Raman spectroscopy– which works by firing lasers at a target and measuring the resulting molecular vibrations – is one of the most effective techniques for identifying specific chemical compounds, according to Jacobs. But it is rarely used in nuclear decommissioning, where access constraints and high radiation fields can prevent the spectrometer from working at its typical effective range.
However, a team from Jacobs and Kent-based IS Instruments, designed a new type of Raman system which can still detect a weak laser signal when several meters from the target. In addition, the team found a way to mount the Raman probe on to either a remotely operated vehicle or robot arm. This enables the probe to get within two meters of the target and send a signal down an optical cable to the main Raman instrument, safely positioned tens of meters away.

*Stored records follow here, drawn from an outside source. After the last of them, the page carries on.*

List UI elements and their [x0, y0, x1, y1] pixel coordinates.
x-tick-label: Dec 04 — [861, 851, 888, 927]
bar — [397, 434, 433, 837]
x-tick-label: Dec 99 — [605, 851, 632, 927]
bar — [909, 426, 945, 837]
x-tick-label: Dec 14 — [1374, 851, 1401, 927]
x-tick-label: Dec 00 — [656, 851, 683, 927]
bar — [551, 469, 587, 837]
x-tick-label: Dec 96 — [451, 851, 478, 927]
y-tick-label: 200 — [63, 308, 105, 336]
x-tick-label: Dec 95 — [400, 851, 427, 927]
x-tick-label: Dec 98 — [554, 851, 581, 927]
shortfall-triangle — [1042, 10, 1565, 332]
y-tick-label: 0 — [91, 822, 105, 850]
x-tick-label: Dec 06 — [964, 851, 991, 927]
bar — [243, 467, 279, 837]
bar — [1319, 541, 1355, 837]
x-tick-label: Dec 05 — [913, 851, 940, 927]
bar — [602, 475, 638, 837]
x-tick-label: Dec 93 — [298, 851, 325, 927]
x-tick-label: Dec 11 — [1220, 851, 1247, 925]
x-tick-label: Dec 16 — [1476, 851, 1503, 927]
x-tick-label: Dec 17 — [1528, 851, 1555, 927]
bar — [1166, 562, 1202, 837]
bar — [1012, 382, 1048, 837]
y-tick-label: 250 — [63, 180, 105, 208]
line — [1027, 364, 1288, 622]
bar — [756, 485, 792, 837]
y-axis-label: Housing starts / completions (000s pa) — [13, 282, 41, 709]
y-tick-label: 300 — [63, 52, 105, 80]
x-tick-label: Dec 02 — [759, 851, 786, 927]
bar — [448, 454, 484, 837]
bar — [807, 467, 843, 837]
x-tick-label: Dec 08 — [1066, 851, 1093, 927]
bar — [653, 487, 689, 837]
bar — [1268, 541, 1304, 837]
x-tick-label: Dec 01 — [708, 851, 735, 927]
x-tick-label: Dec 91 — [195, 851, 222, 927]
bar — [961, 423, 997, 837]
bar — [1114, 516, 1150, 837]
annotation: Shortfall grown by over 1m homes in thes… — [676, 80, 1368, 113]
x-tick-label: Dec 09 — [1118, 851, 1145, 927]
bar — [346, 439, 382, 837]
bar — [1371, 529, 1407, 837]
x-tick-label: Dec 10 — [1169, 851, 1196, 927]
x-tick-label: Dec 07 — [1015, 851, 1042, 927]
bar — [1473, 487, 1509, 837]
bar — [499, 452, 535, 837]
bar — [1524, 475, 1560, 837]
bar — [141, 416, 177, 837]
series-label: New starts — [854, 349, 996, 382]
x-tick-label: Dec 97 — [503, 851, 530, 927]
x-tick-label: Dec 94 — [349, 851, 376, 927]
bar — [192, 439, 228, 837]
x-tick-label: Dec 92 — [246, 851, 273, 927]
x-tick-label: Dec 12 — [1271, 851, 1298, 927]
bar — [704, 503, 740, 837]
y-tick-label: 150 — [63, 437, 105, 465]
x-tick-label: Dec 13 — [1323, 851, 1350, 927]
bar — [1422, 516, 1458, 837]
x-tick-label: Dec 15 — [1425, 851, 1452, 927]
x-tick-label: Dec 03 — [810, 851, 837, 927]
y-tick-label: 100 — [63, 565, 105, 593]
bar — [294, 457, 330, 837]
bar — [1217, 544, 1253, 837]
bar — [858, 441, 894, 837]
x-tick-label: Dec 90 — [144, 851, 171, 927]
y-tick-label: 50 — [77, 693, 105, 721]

“Standard equipment often cannot detect specific chemical agents, either because it can’t get close enough or because the signals are crowded out by the overall radiation levels,” said Jacobs critical mission solutions international senior vice president Clive White. “This new type of Raman system is an important breakthrough for the nuclear industry because it provides greater certainty about the presence of hazardous materials in high radiation waste facilities, making the materials easier, cheaper and safer to detect.”
Jacobs and UK government agency Innovate UK have provided funding to take the system from proof-of-concept to commercial application. It is now being used to detect uranium and also substances such as kerosene and tri-butyl phosphate, which are used in reprocessing operations and can indicate the presence of plutonium or uranium contamination.
Legacy nuclear facilities sometimes contain significant amounts of poorly unidentified or unknown waste materials, so improved characterisation capability can reduce decommissioning costs and timescales.
Raman technology is also a key feature of a new integrated decommissioning system built by Jacobs, which won a recent UK government-funded innovation competition and will be demonstrated inside highly radioactive former fuel reprocessing facilities at Sellafield later this year.
Outside of the nuclear sector, this advance in Raman technology will be a valuable tool in areas where human access is impossible or problematic, the company adds.